Tuesday, May 19, 2020

Albert Camus' The Plague

Albert Camus

Albert Camus’ The Plague (Modern Library College Editions, 1947) is much different in tone from The Stranger (Vintage, 1989).  Where that book was tightly constructed in monochromatic set pieces and spare language like the opening when Meursault keeps vigil with his mother’s body, and integrates color only after Meursault murders the Arab, The Plague is a more traditional novel in scope and sequence.

The story is set in Oran, a French port on the Algerian coast.  Quite suddenly, the town begins to take notice of a large number of rats dying in the streets and alleys and homes of the citizens.  Before people can delve too deeply into the rat problem, human beings become victims of what appears to be an outbreak of Bubonic plague.  The tell-tale signs include the chicken egg sized swelling of lymph nodes, a high fever, and almost certain death.  We know from the history of the bacterial infection that its propensity to wipe out whole towns and populations makes it a frightening adversary in its relentless march to claim its victims.

Dr. Bernard Rieux is the central character and a doctor charged with treating the plague patients.  The outbreak seems to start with his own concierge at his apartment.  The death toll quickly mounts and Rieux finds himself working nearly 24 hour shifts at the hospital and making house calls to try to save the sick and dying.  With Rieux is an ensemble of characters who are caught up, one way or another, in the rapidly spreading pestilence.  There’s Cottard, first introduced when Rieux saves him from committing suicide; the moralistic Tarrou who organizes volunteers to assist with the sick; city politician Grand, one of the few people who recovers from the sickness; Rambert, a journalist trapped in the city away from the woman he loves; and Father Paneloux, a priest who comes to comfort victims even while questioning his own faith and a God who is willing to let even small children suffer a horrendous death.

The strength of this novel is in the way Camus writes so prophetically about a pandemic.  In the age of Covid-19, his writing is almost too spot on.  In a discussion of the bacteria’s origin, Rieux wants to wait for the laboratory analysis while his colleague, Castel, has already guessed where the pestilence came from:  China.  Castel also says the disease may never be named because of “The usual taboo, of course; the public mustn’t be alarmed, that wouldn’t do at all.”

Camus comments on the way pandemics bring out the worst in the population.  “Everybody knows that pestilences have a way of recurring in the world; yet somehow we find it hard to believe in ones that crash down on our heads from a blue sky.  There have been as many plagues as wars in history; yet always plagues and wars take people equally by surprise.”  On the lasting power of a plague and the shortsightedness of the populace, he writes, “Stupidity has a knack of getting its way; as we should see if we were not always so much wrapped up in ourselves…we tell ourselves that pestilence is a mere bogy of the mind, a bad dream that will pass away.  But it doesn’t always pass away and, from one bad dream to another, it is men who pass away…”

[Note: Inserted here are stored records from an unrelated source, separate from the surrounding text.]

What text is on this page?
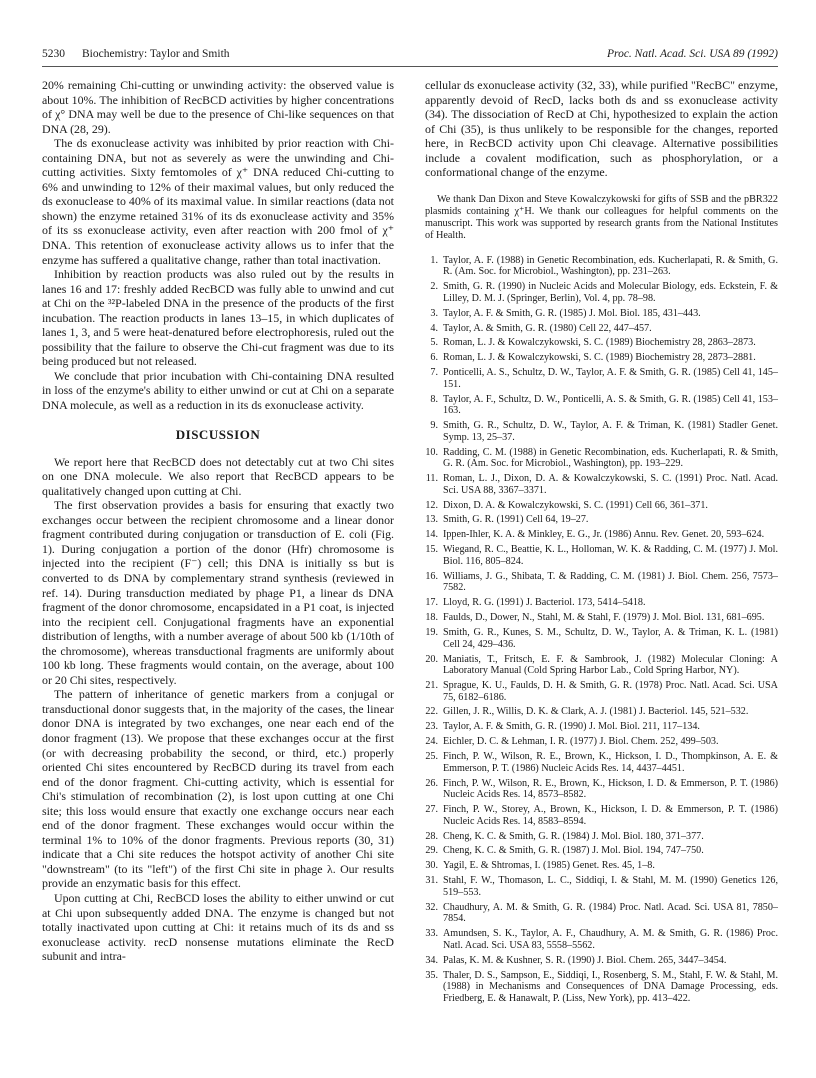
5230 Biochemistry: Taylor and Smith	Proc. Natl. Acad. Sci. USA 89 (1992)

20% remaining Chi-cutting or unwinding activity: the observed value is about 10%. The inhibition of RecBCD activities by higher concentrations of χ° DNA may well be due to the presence of Chi-like sequences on that DNA (28, 29).

The ds exonuclease activity was inhibited by prior reaction with Chi-containing DNA, but not as severely as were the unwinding and Chi-cutting activities. Sixty femtomoles of χ⁺ DNA reduced Chi-cutting to 6% and unwinding to 12% of their maximal values, but only reduced the ds exonuclease to 40% of its maximal value. In similar reactions (data not shown) the enzyme retained 31% of its ds exonuclease activity and 35% of its ss exonuclease activity, even after reaction with 200 fmol of χ⁺ DNA. This retention of exonuclease activity allows us to infer that the enzyme has suffered a qualitative change, rather than total inactivation.

Inhibition by reaction products was also ruled out by the results in lanes 16 and 17: freshly added RecBCD was fully able to unwind and cut at Chi on the ³²P-labeled DNA in the presence of the products of the first incubation. The reaction products in lanes 13–15, in which duplicates of lanes 1, 3, and 5 were heat-denatured before electrophoresis, ruled out the possibility that the failure to observe the Chi-cut fragment was due to its being produced but not released.

We conclude that prior incubation with Chi-containing DNA resulted in loss of the enzyme's ability to either unwind or cut at Chi on a separate DNA molecule, as well as a reduction in its ds exonuclease activity.

DISCUSSION

We report here that RecBCD does not detectably cut at two Chi sites on one DNA molecule. We also report that RecBCD appears to be qualitatively changed upon cutting at Chi.

The first observation provides a basis for ensuring that exactly two exchanges occur between the recipient chromosome and a linear donor fragment contributed during conjugation or transduction of E. coli (Fig. 1). During conjugation a portion of the donor (Hfr) chromosome is injected into the recipient (F⁻) cell; this DNA is initially ss but is converted to ds DNA by complementary strand synthesis (reviewed in ref. 14). During transduction mediated by phage P1, a linear ds DNA fragment of the donor chromosome, encapsidated in a P1 coat, is injected into the recipient cell. Conjugational fragments have an exponential distribution of lengths, with a number average of about 500 kb (1/10th of the chromosome), whereas transductional fragments are uniformly about 100 kb long. These fragments would contain, on the average, about 100 or 20 Chi sites, respectively.

The pattern of inheritance of genetic markers from a conjugal or transductional donor suggests that, in the majority of the cases, the linear donor DNA is integrated by two exchanges, one near each end of the donor fragment (13). We propose that these exchanges occur at the first (or with decreasing probability the second, or third, etc.) properly oriented Chi sites encountered by RecBCD during its travel from each end of the donor fragment. Chi-cutting activity, which is essential for Chi's stimulation of recombination (2), is lost upon cutting at one Chi site; this loss would ensure that exactly one exchange occurs near each end of the donor fragment. These exchanges would occur within the terminal 1% to 10% of the donor fragments. Previous reports (30, 31) indicate that a Chi site reduces the hotspot activity of another Chi site "downstream" (to its "left") of the first Chi site in phage λ. Our results provide an enzymatic basis for this effect.

Upon cutting at Chi, RecBCD loses the ability to either unwind or cut at Chi upon subsequently added DNA. The enzyme is changed but not totally inactivated upon cutting at Chi: it retains much of its ds and ss exonuclease activity. recD nonsense mutations eliminate the RecD subunit and intra-

cellular ds exonuclease activity (32, 33), while purified "RecBC" enzyme, apparently devoid of RecD, lacks both ds and ss exonuclease activity (34). The dissociation of RecD at Chi, hypothesized to explain the action of Chi (35), is thus unlikely to be responsible for the changes, reported here, in RecBCD activity upon Chi cleavage. Alternative possibilities include a covalent modification, such as phosphorylation, or a conformational change of the enzyme.

We thank Dan Dixon and Steve Kowalczykowski for gifts of SSB and the pBR322 plasmids containing χ⁺H. We thank our colleagues for helpful comments on the manuscript. This work was supported by research grants from the National Institutes of Health.

1. Taylor, A. F. (1988) in Genetic Recombination, eds. Kucherlapati, R. & Smith, G. R. (Am. Soc. for Microbiol., Washington), pp. 231–263.
2. Smith, G. R. (1990) in Nucleic Acids and Molecular Biology, eds. Eckstein, F. & Lilley, D. M. J. (Springer, Berlin), Vol. 4, pp. 78–98.
3. Taylor, A. F. & Smith, G. R. (1985) J. Mol. Biol. 185, 431–443.
4. Taylor, A. & Smith, G. R. (1980) Cell 22, 447–457.
5. Roman, L. J. & Kowalczykowski, S. C. (1989) Biochemistry 28, 2863–2873.
6. Roman, L. J. & Kowalczykowski, S. C. (1989) Biochemistry 28, 2873–2881.
7. Ponticelli, A. S., Schultz, D. W., Taylor, A. F. & Smith, G. R. (1985) Cell 41, 145–151.
8. Taylor, A. F., Schultz, D. W., Ponticelli, A. S. & Smith, G. R. (1985) Cell 41, 153–163.
9. Smith, G. R., Schultz, D. W., Taylor, A. F. & Triman, K. (1981) Stadler Genet. Symp. 13, 25–37.
10. Radding, C. M. (1988) in Genetic Recombination, eds. Kucherlapati, R. & Smith, G. R. (Am. Soc. for Microbiol., Washington), pp. 193–229.
11. Roman, L. J., Dixon, D. A. & Kowalczykowski, S. C. (1991) Proc. Natl. Acad. Sci. USA 88, 3367–3371.
12. Dixon, D. A. & Kowalczykowski, S. C. (1991) Cell 66, 361–371.
13. Smith, G. R. (1991) Cell 64, 19–27.
14. Ippen-Ihler, K. A. & Minkley, E. G., Jr. (1986) Annu. Rev. Genet. 20, 593–624.
15. Wiegand, R. C., Beattie, K. L., Holloman, W. K. & Radding, C. M. (1977) J. Mol. Biol. 116, 805–824.
16. Williams, J. G., Shibata, T. & Radding, C. M. (1981) J. Biol. Chem. 256, 7573–7582.
17. Lloyd, R. G. (1991) J. Bacteriol. 173, 5414–5418.
18. Faulds, D., Dower, N., Stahl, M. & Stahl, F. (1979) J. Mol. Biol. 131, 681–695.
19. Smith, G. R., Kunes, S. M., Schultz, D. W., Taylor, A. & Triman, K. L. (1981) Cell 24, 429–436.
20. Maniatis, T., Fritsch, E. F. & Sambrook, J. (1982) Molecular Cloning: A Laboratory Manual (Cold Spring Harbor Lab., Cold Spring Harbor, NY).
21. Sprague, K. U., Faulds, D. H. & Smith, G. R. (1978) Proc. Natl. Acad. Sci. USA 75, 6182–6186.
22. Gillen, J. R., Willis, D. K. & Clark, A. J. (1981) J. Bacteriol. 145, 521–532.
23. Taylor, A. F. & Smith, G. R. (1990) J. Mol. Biol. 211, 117–134.
24. Eichler, D. C. & Lehman, I. R. (1977) J. Biol. Chem. 252, 499–503.
25. Finch, P. W., Wilson, R. E., Brown, K., Hickson, I. D., Thompkinson, A. E. & Emmerson, P. T. (1986) Nucleic Acids Res. 14, 4437–4451.
26. Finch, P. W., Wilson, R. E., Brown, K., Hickson, I. D. & Emmerson, P. T. (1986) Nucleic Acids Res. 14, 8573–8582.
27. Finch, P. W., Storey, A., Brown, K., Hickson, I. D. & Emmerson, P. T. (1986) Nucleic Acids Res. 14, 8583–8594.
28. Cheng, K. C. & Smith, G. R. (1984) J. Mol. Biol. 180, 371–377.
29. Cheng, K. C. & Smith, G. R. (1987) J. Mol. Biol. 194, 747–750.
30. Yagil, E. & Shtromas, I. (1985) Genet. Res. 45, 1–8.
31. Stahl, F. W., Thomason, L. C., Siddiqi, I. & Stahl, M. M. (1990) Genetics 126, 519–553.
32. Chaudhury, A. M. & Smith, G. R. (1984) Proc. Natl. Acad. Sci. USA 81, 7850–7854.
33. Amundsen, S. K., Taylor, A. F., Chaudhury, A. M. & Smith, G. R. (1986) Proc. Natl. Acad. Sci. USA 83, 5558–5562.
34. Palas, K. M. & Kushner, S. R. (1990) J. Biol. Chem. 265, 3447–3454.
35. Thaler, D. S., Sampson, E., Siddiqi, I., Rosenberg, S. M., Stahl, F. W. & Stahl, M. (1988) in Mechanisms and Consequences of DNA Damage Processing, eds. Friedberg, E. & Hanawalt, P. (Liss, New York), pp. 413–422.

We recognize ourselves in “exile in one’s own home,” and we go along as Camus describes the beauty of the blue sky, the freshness of the breeze, the clean, clear air.  Nature seems to thrive while humans remain in hiding from the unseen bacterium and the death it brings.  There are food shortages and panic.  Rieux describes how he must build an anteroom to his main office so he can triage patients.  Many hospitals had to convert waiting rooms into triage areas in this pandemic.  School houses are also requisitioned in Camus’ novel, much the same way we are taking over sports stadiums, public parks for tent hospitals, and abandoned buildings for homeless shelters.  The families of the sick cannot gain admission to hospitals so they worry they may never see loved ones again once they go in for treatment.

Rieux makes mention of the crazy behavior he sees.  He describes widespread panic with dangerous consequences.  “If things go on as they are going,” he says, “the whole town will be a madhouse.”  Once Oran’s gates are closed to those on the outside and to those on the inside who wish to escape, people resort to violence to get past the sentries.  Restaurants post signs promising their silverware is sterilized.  People latch on to supposed cures, like peppermint lozenges.

Tarrou keeps notebooks that “comprise a sort of chronicle of those strange early days we all lived through.”  But Tarrou often downplays the deadly reach of the plague, almost as if he is “observing events and people through the wrong end of a telescope.”  There is a struggle, evident in the novel and in today’s world, to gain perspective, to discover a way of understanding a silent killer.

Albert Camus’s novel needs to be read in this time of Covid-19.  Camus’ characters are touched by the disease and come to an understanding of the fragility of life.  As evidenced by the ridiculous behavior of many Americans these days, we have yet to gain such wisdom from this pestilence.  There is hope, however, that enlightenment will come, and we will move forward with caution and empathy for each other as we are reminded nearly every day, that we are in this together.